A man fatally shot his girlfriend at their Palm Springs apartment, then claimed she committed suicide, a prosecutor said Thursday, while a defense attorney alleged that relationship issues stemming from his client’s alcoholism and a painful illness the victim suffered drove her to kill herself.
Testimony began Thursday in the trial of James Beushausen, 35, who is charged with murder in the March 15, 2017 death of Jaylynn Amanda Keith, 27, whose body was found in the bathtub of the Belardo Road apartment the couple shared.
Keith died from a single gunshot wound to the center of her forehead. The firearm, a 9mm pistol, was found beneath her body, which Palm Springs investigators alleged was inconsistent with the theory that Keith shot herself, based on the positioning of her body in the tub. Beushausen allegedly told investigators that he’d moved her body and the gun after waking up and finding her in the bathroom.
He also told investigators, as well as arriving emergency personnel and a 911 dispatcher that Keith had shot herself while he was asleep, but Assistant District Attorney Michelle Paradise told jurors Thursday that Keith had no history of psychiatric issues or suicidal thoughts.
“This young lady was not depressed,” Paradise said. “In fact, you’re going to hear from her best friends and family members that this young lady was strong, vibrant, independent, and one of the happiest people you could ever meet.”

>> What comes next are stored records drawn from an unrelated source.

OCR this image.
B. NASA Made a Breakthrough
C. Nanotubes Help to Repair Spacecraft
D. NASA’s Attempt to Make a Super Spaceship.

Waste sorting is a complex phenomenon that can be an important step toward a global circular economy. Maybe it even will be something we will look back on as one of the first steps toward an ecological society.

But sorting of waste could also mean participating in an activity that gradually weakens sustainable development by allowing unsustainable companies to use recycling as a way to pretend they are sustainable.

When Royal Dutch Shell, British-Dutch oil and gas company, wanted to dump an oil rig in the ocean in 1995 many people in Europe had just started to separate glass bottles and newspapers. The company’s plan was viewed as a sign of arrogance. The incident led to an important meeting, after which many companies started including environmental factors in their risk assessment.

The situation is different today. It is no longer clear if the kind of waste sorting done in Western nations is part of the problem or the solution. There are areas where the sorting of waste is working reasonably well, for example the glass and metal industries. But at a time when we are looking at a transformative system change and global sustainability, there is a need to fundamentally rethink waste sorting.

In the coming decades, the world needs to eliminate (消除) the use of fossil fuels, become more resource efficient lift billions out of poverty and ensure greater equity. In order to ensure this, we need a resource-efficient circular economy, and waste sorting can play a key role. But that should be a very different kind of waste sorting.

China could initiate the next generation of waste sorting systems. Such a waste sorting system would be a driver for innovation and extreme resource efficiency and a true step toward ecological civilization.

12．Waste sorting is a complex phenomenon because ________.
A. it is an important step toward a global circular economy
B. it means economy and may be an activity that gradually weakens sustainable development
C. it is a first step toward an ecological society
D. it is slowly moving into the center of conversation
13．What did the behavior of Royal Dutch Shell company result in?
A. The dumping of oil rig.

However, their relationship became turbulent in the months prior to her death due to his excessive drinking, which Paradise relayed in text messages Keith sent to loved ones.
After Beushausen underwent a rehab stint, the couple moved into the Belardo Road apartment in October 2016, but his drinking did not stop, Paradise said.

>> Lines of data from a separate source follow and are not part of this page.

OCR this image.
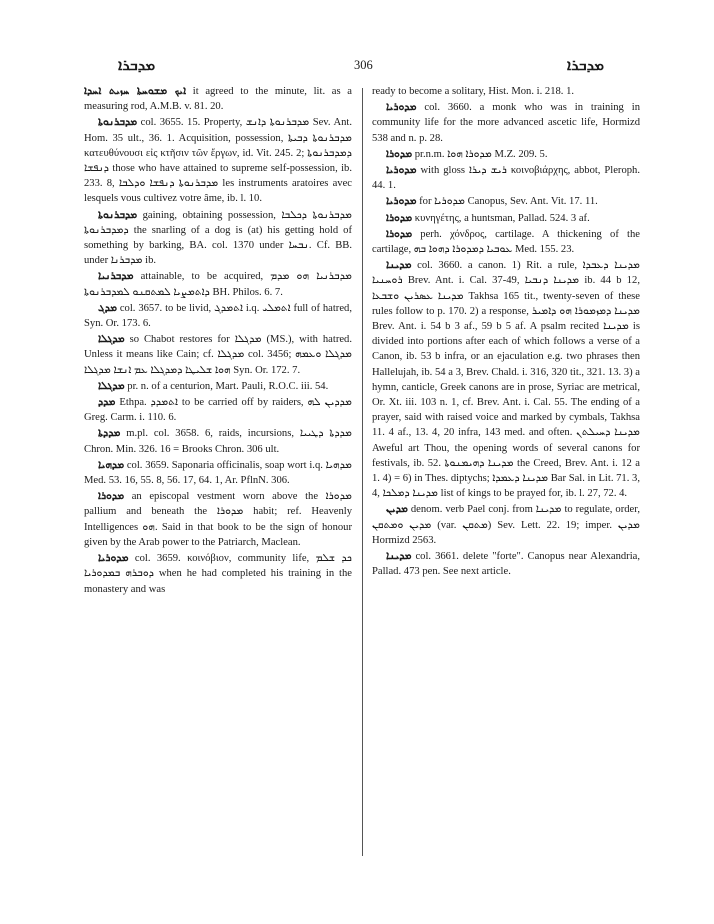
ܡܕܒܪܐ	306	ܡܕܒܪܐ

ܐܝܟ ܡܫܘܚܬܐ ܚܙܝܬ ܐܚܕܐ it agreed to the minute, lit. as a measuring rod, A.M.B. v. 81. 20.

ܡܕܒܪܢܘܬܐ col. 3655. 15. Property, ܡܕܒܪܢܘܬܐ ܕܐܢܫ Sev. Ant. Hom. 35 ult., 36. 1. Acquisition, possession, ܡܕܒܪܢܘܬܐ ܕܒܝܬܐ κατευθύνουσι εἰς κτῆσιν τῶν ἔργων, id. Vit. 245. 2; ܕܡܕܒܪܢܘܬܐ ܕܢܦܫܐ those who have attained to supreme self-possession, ib. 233. 8, ܡܕܒܪܢܘܬܐ ܕܢܦܫܐ ܘܕܠܒܐ les instruments aratoires avec lesquels vous cultivez votre âme, ib. l. 10.

ܡܕܒܪܢܘܬܐ gaining, obtaining possession, ܡܕܒܪܢܘܬܐ ܕܟܠܒܐ ܕܡܕܒܪܢܘܬܐ the snarling of a dog is (at) his getting hold of something by barking, BA. col. 1370 under ܢܒܚܐ. Cf. BB. under ܡܕܒܪܢܐ ib.

ܡܕܒܪܢܝܐ attainable, to be acquired, ܡܕܒܪܢܝܐ ܗܘ ܡܕܡ ܕܐܬܡܨܝܐ ܠܡܬܩܢܘ ܠܡܕܒܪܢܘܬܐ BH. Philos. 6. 7.

ܡܕܓ col. 3657. to be livid, ܐܬܡܕܓ i.q. ܐܬܡܠܝ full of hatred, Syn. Or. 173. 6.

ܡܕܓܠܐ so Chabot restores for ܡܕܓܠܐ (MS.), with hatred. Unless it means like Cain; cf. ܡܕܓܠܐ col. 3456; ܡܕܓܠܐ ܘܥܡܗ ܗܘܐ ܫܠܝܛܐ ܕܡܕܓܠܐ ܥܡ ܐܢܫܐ ܡܕܓܠܐ Syn. Or. 172. 7.

ܡܕܓܠܐ pr. n. of a centurion, Mart. Pauli, R.O.C. iii. 54.

ܡܕܕ Ethpa. ܐܬܡܕܕ to be carried off by raiders, ܡܕܕܝܢ ܠܗ Greg. Carm. i. 110. 6.

ܡܕܕܬܐ m.pl. col. 3658. 6, raids, incursions, ܡܕܕܬܐ ܕܛܝܝܐ Chron. Min. 326. 16 = Brooks Chron. 306 ult.

ܡܕܗܝܐ col. 3659. Saponaria officinalis, soap wort i.q. ܡܕܗܝܐ Med. 53. 16, 55. 8, 56. 17, 64. 1, Ar. PflnN. 306.

ܡܕܘܪܐ an episcopal vestment worn above the ܡܕܘܪܐ pallium and beneath the ܡܕܘܪܐ habit; ref. Heavenly Intelligences ܗܘ. Said in that book to be the sign of honour given by the Arab power to the Patriarch, Maclean.

ܡܕܘܪܝܐ col. 3659. κοινόβιον, community life, ܟܕ ܫܠܡ ܕܘܒܪܗ ܒܡܕܘܪܝܐ when he had completed his training in the monastery and was

ready to become a solitary, Hist. Mon. i. 218. 1.

ܡܕܘܪܝܐ col. 3660. a monk who was in training in community life for the more advanced ascetic life, Hormizd 538 and n. p. 28.

ܡܕܘܪܐ pr.n.m. ܡܕܘܪܐ ܗܘܐ M.Z. 209. 5.

ܡܕܘܪܝܐ with gloss ܪܝܫ ܕܝܪܐ κοινοβιάρχης, abbot, Pleroph. 44. 1.

ܡܕܘܪܝܐ for ܡܕܘܪܝܐ Canopus, Sev. Ant. Vit. 17. 11.

ܡܕܘܪܐ κυνηγέτης, a huntsman, Pallad. 524. 3 af.

ܡܕܘܪܐ perh. χόνδρος, cartilage. A thickening of the cartilage, ܥܘܒܝܐ ܕܡܕܘܪܐ ܕܗܘܐ ܒܗ Med. 155. 23.

ܡܕܝܢܐ col. 3660. a canon. 1) Rit. a rule, ܡܕܝܢܐ ܕܥܒܕܐ ܪܘܚܢܝܐ Brev. Ant. i. Cal. 37-49, ܡܕܝܢܐ ܕܢܒܝܐ ib. 44 b 12, ܡܕܝܢܐ ܥܣܪܝܢ ܘܫܒܥܐ Takhsa 165 tit., twenty-seven of these rules follow to p. 170. 2) a response, ܡܕܝܢܐ ܕܡܙܡܘܪܐ ܗܘ ܕܐܡܝܪ Brev. Ant. i. 54 b 3 af., 59 b 5 af. A psalm recited ܡܕܝܢܐ is divided into portions after each of which follows a verse of a Canon, ib. 53 b infra, or an ejaculation e.g. two phrases then Hallelujah, ib. 54 a 3, Brev. Chald. i. 316, 320 tit., 321. 13. 3) a hymn, canticle, Greek canons are in prose, Syriac are metrical, Or. Xt. iii. 103 n. 1, cf. Brev. Ant. i. Cal. 55. The ending of a prayer, said with raised voice and marked by cymbals, Takhsa 11. 4 af., 13. 4, 20 infra, 143 med. and often. ܡܕܝܢܐ ܕܚܝܠܬܢ Aweful art Thou, the opening words of several canons for festivals, ib. 52. ܡܕܝܢܐ ܕܗܝܡܢܘܬܐ the Creed, Brev. Ant. i. 12 a 1. 4) = 6) in Thes. diptychs; ܡܕܝܢܐ ܕܥܡܕܐ Bar Sal. in Lit. 71. 3, 4, ܡܕܝܢܐ ܕܡܠܟܐ list of kings to be prayed for, ib. l. 27, 72. 4.

ܡܕܝܢ denom. verb Pael conj. from ܡܕܝܢܐ to regulate, order, ܡܕܝܢ ܘܡܬܩܢ (var. ܡܬܩܢ) Sev. Lett. 22. 19; imper. ܡܕܝܢ Hormizd 2563.

ܡܕܝܢܐ col. 3661. delete "forte". Canopus near Alexandria, Pallad. 473 pen. See next article.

“James has been drinking for the last four days,” Paradise quoted a Dec. 28, 2016, text from Keith to her friend. “This might be the end for us. This tops it all.”
According to Paradise, Keith had come to the breaking point in their nearly five-year relationship, and was going to leave if he couldn’t stop drinking.
On March 14, the day prior to her death, Keith texted family members that Beushausen got “psycho on me” during an altercation in which he smashed his cell phone and screamed at her, Paradise said. Keith was going to tell him she was leaving him after he sobered up, and said she was afraid things would get “physically bad” when she told him, according to the prosecutor.
In one text message, she relayed to a friend that Beushausen had a pistol out of his gun safe, which scared her and caused her to take the safe keys and hide them, Paradise said.
Beushausen’s attorney, Greg Johnson, said that despite the prosecution’s claims, some of Keith’s texts suggested suicidal thoughts, such as “I can’t live like this” and “I’m physically, mentally and emotionally sick.”
Keith also suffered from a bladder syndrome called interstitial cystitis, which Johnson said caused her substantial pain and was another stressor on their relationship. Two internet searches were found on her cell phone referencing the illness, one on March 12, “IC depression” and another on March 15, about 40 minutes prior to Beushausen calling 911, “IC suicide rate.”
Johnson alleged that Keith made those searches, though Paradise noted that Beushausen used Keith’s phone to call 911 and was seen using her phone after investigators arrived at the apartment.
Paradise also questioned Beushausen’s statements regarding the morning of the shooting, particularly his statement that he spent between 10 and 20 minutes searching for Keith after being roused from sleep by a “popping” sound, that he believed might have been their air conditioner. Paradise emphasized that the apartment was about 430 square feet and that the bathroom would have been easily visible from the couple’s bed.
Johnson acknowledged that the couple had issues, but said that Beushausen had never been violent with her and loved her deeply.
“This woman was his rock. This woman was everything to him,” Johnson told the jury.
The defense will also call on expert witnesses, including a blood spatter expert and a Department of Justice forensic expert, who will testify that the blood spatter and gunshot residue found on Keith’s hands are consistent with a self-inflicted gunshot, according to Johnson.
In the months following her death, Beushausen moved to McAllen, Texas, where he was eventually arrested by Palm Springs investigators on Oct. 18 in the parking lot of a shopping center.
Although police alleged that Beushausen had “abruptly quit his job” and left for Texas following Keith’s death, Beushausen’s family members and friends say that he did not leave California to flee, but rather to move back to his family’s hometown, where his siblings still lived.